Medical practices are using face shields and other PPE, or personal protective equipment, more frequently, Schwimmer noted, and screening patients aggressively for signs of COVID-19. There are also new protocols for scheduling patients and moving them through the office, with waiting rooms at limited capacity or people encouraged to wait in the car for their appointment, she said.

Lightfoot said clinicians must also continue the work they’ve done to educate the public about the risks related to this virus, how it can spread quickly and why things like handwashing, distancing and isolation are important. While she’s hopeful that a second surge of COVID-19 won’t coincide with the flu season, which generally peaks in December or January, she encouraged people to get a flu shot to protect against one of the threats.

“America has done pretty well (isolating in recent months), but now that it’s summertime I’m a little nervous,” Lightfoot said, noting that at least one in three people infected with the virus are likely to show no symptoms. “You have to respect the microbe.”

But even when reopening is done right and limited to those with low risk of infection, the system is far from foolproof, experts note. “There is no precision to the level that we would love. There’s lots of data and plenty of algorithms,” Ostrowsky said. “But the bottom line is we’re talking about human beings; we’re talking about pathogens; we’re talking about environments and you can’t always get it 100% correct.”

Coordination is key, for providers and policymakers

The surge of COVID-19 patients earlier this year prompted unusual collaboration among hospital systems that traditionally compete; facilities in Bergen County — home of a half-dozen acute-care sites — held daily calls to coordinate resources and plans.

Ostrowsky said this worked well, but there is room for improvement. “Left to the individual (hospital) systems I think everyone did a wonderful job,” he said. “I think the other side of the coin is, if the system was truly seamless, if you had an organized approach to the delivery of health care from the top to bottom of the state, or even regionally, then you would be in a better position to respond” to a crisis like this.

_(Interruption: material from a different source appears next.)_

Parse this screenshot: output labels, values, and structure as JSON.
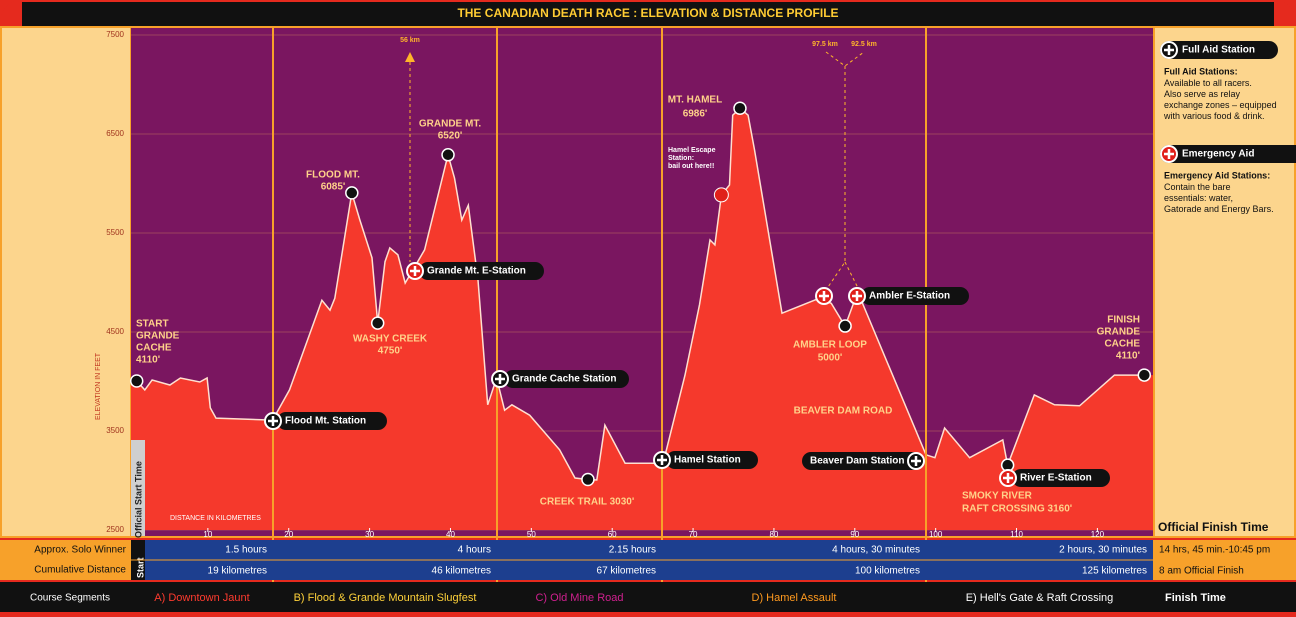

Schwimmer said better coordination would benefit state government too. The Murphy administration has been criticized for how it has responded to some aspects of the pandemic, like the high rate of deaths in nursing homes and delays in efforts to protect prisoners.

“Health care is an issue that cuts across many agencies in government,” Schwimmer said. A single high-level official in the governor’s office, who could coordinate the work of multiple “siloed” departments would likely help, she said, highlighting a concept that she and other experts have long urged Murphy to consider.

For staffing and supply chains, flexibility matters

New Jersey is already plagued by a shortage of nurses and other clinicians, so maintaining a full workforce was a real challenge for hospitals during the pandemic, especially as frontline workers got sick. Ostrowsky called the efforts of these caregivers “heroic and unbelievable” and praised the way they worked together, often in newly formed teams with clinicians who might be practicing outside the typical scope of their license as a result of regulatory waivers.

“That in and of itself is a very significant lesson and one that will be with us for a long time,” he said of this flexibility, something he hopes is possible in non-emergency times too.

When it came to resources, the lack of personal protective equipment, or PPE — the masks, shields and gowns needed to help protect staff from infection — was especially urgent. Ostrowsky said RWJBarnabas and other systems previously relied on “just-in-time” inventory, in which supplies might be delivered multiple times a day, but that process fell apart when the supply chain of PPE, much of it manufactured in China, ground to a halt.

“That may be what they teach in business school, but it was not effective when you are stressed the way we were stressed,” he said.

As a result, RWJBarnabas and other major systems are now building up 90-day supplies of PPE and other key resources, Ostrowsky said, so they will be ready “when the second surge hits and perhaps multiple surges. There are certainly multiple pathogens that will come our way in the future and we need to have that kind of stockpile to react well.”